This post is about the awesome git worktree, that simplified my personal workflow with git very much. In the past I had at least 2 versions of repository checked out locally or fiddled around with git stash to find a thing I did weeks ago. But let’s talk about how I use git and how git worktree helped me.

Use Cases

When I’m reviewing a Pull or Merge Request, sometimes I would like to see the code in my own IDE instead of the GitLab or GitHub UI. Normally I have a single clone of a repository on my local machine and I’m in the process of adding new features or fixing a bug myself. So I don’t want to commit things just yet, but just check out another branch. I know I could use git stash or create a WIP commit and then amend by providing a good commit message later, but almost all the time I forget about my existing stash or the earlier WIP commit.

Another time I’m starting to work on an improvement or simply experimenting with an implementation detail and therefore also don’t want to commit anything just yet.

At last, I want to update one of my branches with the current state of the main branch or want to verify that something is working or not working on the current main branch in comparison to my branch.

Working with worktree

The solution to all of these problems is to use git worktree and have multiple branches checkout out locally at the same time.

To be as flexible as possible I tend to use the following structure for all repositories where I think I’ll need multiple branches checkout out at the same time:

➜  upstream-watch pwd
/home/aps/Code/github/upstream-watch
➜  upstream-watch ls -l
total 8
drwxr-xr-x 5 aps aps 4096 Jan 11 08:27 my-feature-1
drwxr-xr-x 6 aps aps 4096 Jan 11 08:26 upstream-watch-main

So I got a <repo-name>--main for the main branch and additional branches was <repo-name>--xxx.

Another feature you get with this is you get a clean state and can open your IDE in a new folder. This could be annoying if you have a lot of custom configuration (like local .env files, which are ignored by git), but for most of the changes I don’t need these.

The main clone of the repository is always repository-name-main. To not pollute my local file structure I tend to have each project in a dedicated directory under my ~/Code folder.

To create a new worktree checkout you simply have to use git worktree add -b my-feature-1 ../my-feature-1. If you don’t want to create a new branch then simply skip the -b my-feature-1 from the command above and use it like this git worktree add ../my-feature-1.

You can also list all your existing worktrees with from any worktree of the cloned repository:

➜  my-feature-1 git:(my-feature-1) git worktree list
/home/aps/Code/github/upstream-watch/upstream-watch-main  c477b51 [main]
/home/aps/Code/github/upstream-watch/my-feature-1         c477b51 [my-feature-1]

I’m lazy, so I’m mostly using this very simple wrapper script to create new worktrees.
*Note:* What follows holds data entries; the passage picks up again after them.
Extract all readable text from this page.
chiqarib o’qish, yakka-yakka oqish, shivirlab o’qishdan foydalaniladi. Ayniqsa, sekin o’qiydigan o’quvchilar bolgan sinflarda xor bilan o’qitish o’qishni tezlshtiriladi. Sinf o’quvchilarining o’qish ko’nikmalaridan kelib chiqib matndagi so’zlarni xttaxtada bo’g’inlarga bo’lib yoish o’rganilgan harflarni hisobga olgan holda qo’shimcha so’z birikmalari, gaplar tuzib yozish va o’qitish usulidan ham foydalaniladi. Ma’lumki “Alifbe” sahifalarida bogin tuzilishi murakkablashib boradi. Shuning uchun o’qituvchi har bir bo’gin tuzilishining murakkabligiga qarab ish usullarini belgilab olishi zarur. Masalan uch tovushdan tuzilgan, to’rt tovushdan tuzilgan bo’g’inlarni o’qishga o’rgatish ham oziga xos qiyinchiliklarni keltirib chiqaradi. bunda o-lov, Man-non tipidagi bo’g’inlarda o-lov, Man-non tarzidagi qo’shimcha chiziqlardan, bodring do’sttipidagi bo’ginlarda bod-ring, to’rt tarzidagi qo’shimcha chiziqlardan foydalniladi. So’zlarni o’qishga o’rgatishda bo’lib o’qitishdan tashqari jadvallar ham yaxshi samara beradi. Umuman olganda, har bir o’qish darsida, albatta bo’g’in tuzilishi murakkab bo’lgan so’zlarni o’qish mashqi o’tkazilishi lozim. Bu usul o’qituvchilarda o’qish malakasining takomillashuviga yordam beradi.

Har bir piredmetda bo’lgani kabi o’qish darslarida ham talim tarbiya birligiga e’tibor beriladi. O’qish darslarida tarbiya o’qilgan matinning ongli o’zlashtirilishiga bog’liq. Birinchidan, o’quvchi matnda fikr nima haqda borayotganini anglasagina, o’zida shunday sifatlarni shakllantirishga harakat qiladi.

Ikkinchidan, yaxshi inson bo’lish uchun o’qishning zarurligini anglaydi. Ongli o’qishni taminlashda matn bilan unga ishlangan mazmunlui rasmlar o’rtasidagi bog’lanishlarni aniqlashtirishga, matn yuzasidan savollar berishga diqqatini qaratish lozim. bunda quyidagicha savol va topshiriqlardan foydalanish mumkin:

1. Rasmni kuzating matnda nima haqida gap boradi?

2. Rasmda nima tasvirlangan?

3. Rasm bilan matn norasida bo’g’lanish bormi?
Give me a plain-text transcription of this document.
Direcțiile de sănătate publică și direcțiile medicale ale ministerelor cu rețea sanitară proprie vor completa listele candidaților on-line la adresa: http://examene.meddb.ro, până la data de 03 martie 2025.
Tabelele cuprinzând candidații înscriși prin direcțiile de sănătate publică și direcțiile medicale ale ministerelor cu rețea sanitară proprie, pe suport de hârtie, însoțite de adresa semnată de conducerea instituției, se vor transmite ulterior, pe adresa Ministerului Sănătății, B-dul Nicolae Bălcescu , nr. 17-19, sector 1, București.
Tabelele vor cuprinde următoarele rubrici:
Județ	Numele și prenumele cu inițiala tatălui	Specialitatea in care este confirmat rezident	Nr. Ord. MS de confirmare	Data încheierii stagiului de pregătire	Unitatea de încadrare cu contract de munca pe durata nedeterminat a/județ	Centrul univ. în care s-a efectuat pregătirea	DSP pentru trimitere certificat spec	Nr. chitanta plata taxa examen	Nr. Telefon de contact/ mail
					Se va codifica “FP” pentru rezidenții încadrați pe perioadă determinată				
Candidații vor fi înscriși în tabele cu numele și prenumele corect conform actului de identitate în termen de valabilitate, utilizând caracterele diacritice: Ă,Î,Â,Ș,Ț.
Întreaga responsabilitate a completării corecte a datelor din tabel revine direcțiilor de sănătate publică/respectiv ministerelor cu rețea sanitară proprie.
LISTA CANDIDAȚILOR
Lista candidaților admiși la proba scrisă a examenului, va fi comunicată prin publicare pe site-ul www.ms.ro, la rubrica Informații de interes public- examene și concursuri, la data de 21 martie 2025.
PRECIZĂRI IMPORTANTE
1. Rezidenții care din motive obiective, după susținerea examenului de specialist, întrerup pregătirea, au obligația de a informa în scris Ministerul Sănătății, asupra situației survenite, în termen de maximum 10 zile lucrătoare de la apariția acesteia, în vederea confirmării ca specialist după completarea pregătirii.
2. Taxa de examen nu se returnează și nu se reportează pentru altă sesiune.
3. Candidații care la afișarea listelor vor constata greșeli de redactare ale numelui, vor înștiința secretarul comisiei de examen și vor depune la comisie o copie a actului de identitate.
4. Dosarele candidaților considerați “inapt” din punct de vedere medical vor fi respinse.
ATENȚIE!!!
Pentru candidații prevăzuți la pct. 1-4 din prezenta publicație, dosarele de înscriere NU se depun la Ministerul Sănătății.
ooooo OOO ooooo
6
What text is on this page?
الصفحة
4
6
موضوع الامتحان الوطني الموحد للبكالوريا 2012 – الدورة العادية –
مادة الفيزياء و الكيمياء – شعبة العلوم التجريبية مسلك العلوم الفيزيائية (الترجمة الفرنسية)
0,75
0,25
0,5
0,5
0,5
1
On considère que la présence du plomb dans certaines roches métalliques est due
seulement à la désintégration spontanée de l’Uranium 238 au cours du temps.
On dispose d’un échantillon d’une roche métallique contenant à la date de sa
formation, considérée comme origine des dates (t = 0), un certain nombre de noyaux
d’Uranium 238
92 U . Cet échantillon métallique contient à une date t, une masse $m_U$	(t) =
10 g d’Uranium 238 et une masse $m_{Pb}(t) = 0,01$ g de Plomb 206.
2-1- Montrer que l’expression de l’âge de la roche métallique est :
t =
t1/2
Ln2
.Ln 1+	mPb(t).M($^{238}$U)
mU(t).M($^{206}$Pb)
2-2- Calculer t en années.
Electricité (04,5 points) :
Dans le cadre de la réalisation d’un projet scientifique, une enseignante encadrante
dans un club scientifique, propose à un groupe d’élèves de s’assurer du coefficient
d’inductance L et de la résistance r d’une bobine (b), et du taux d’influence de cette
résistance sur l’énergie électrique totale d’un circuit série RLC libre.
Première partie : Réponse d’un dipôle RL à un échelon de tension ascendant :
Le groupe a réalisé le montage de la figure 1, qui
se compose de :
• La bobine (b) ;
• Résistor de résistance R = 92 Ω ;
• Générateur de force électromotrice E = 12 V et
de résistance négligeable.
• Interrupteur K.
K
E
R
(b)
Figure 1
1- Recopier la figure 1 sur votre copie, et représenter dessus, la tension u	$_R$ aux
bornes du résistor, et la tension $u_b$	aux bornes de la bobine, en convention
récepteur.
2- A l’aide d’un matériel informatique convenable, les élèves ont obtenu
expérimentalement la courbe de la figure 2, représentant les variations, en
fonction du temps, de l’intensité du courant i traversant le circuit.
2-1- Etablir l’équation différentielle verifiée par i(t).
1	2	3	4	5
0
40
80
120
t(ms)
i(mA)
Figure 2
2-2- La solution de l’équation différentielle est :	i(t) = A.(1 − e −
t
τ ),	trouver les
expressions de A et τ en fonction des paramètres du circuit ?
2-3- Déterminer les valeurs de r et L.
Then I’ll simply call cw my-feature, when you store the scrip below as cw (short for create worktree) in your local bin folder.

#!/bin/bash
set -euo pipefail

name=$1

git worktree add ../$name -b $name

printf "Created worktree at:  %s \n" "../$name"

Deleting a worktree is as simple as git worktree remove ../my-feature-1.

This also enables the usage of git cherry-pick between multiple worktrees, which is very neat when you find a bug while working on another task. Simply commit it on your current working branch and pick it into a fix-bug-xxx branch afterwards and create a dedicated MR/PR for this fix.

Conclusion

git worktree simplified my personal workflow with git and saves some (not so expensive anymore) space on my local disk, as I don’t need multiple versions of a repository on my local machine. I know worktree is a rather old git feature, but nevertheless it is very useful and I know a lot of people that are not using it (yet).